Everything on Upwork is governed by a combination of Upwork TOS, Upwork system source code, and how Upwork employees and users actually use the system.

 

The new policy about keeping communications on Upwork is something we intend to follow because we want to follow Upwork's rules... whether we do that to be collegial or polite or responsible, or out of fear of being sanctioned, or for other reasons. But like many Upwork rules, this is primarily on the honor system.

 

There is certainly no law outside of Upwork, such as within the federal penal code, that suggests that people can't communicate via Zoom during a freelance job interview period.

 

When in Rome, we follow the laws of Rome. When on Upwork, we follow Upwork's rules.

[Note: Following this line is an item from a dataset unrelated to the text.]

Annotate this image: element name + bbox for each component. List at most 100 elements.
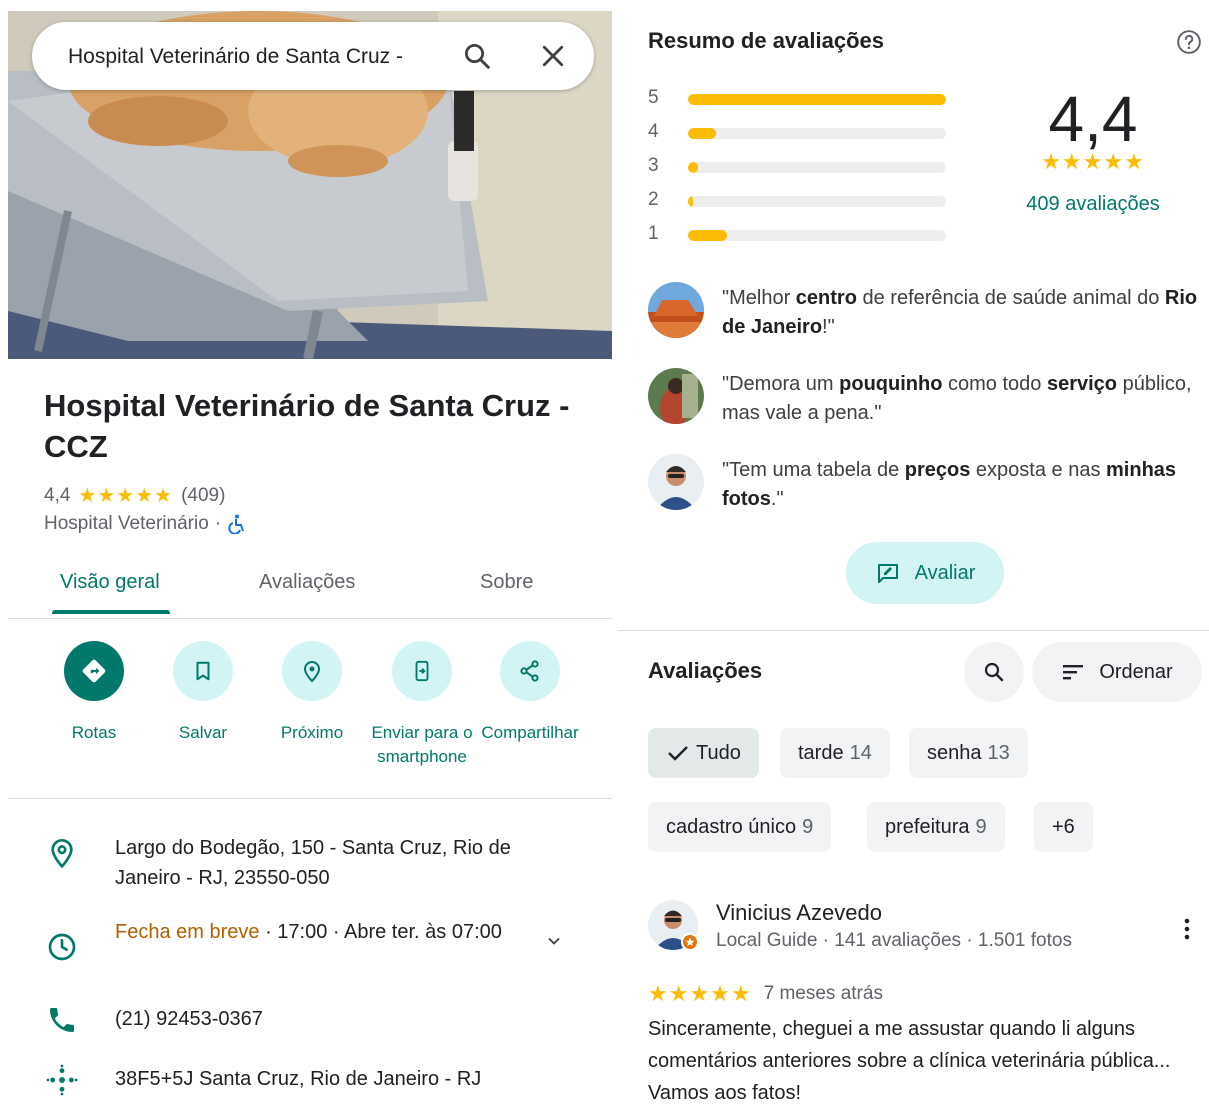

I agree with all of that. I personally view Upwork as Upwork, whether it is official replies or written TOS. It's all, at the end of the day, Upwork saying it. So within that realm, I would just reference whatever Upwork-specific verbiage was in place. It seems that this line of reasoning was also confirmed by Valeria and Vladimir.

This is where my statement of ignorance comes in about law. Wasn't sure if the other post above me spoke about something being 'binding' in a legal sense, maybe they had some other insight outside of Upwork that I was unaware of. Thus my wholehearted claim of ignorance for any outside intervention with the legal system.

 

Thanks for further clarity, Preston.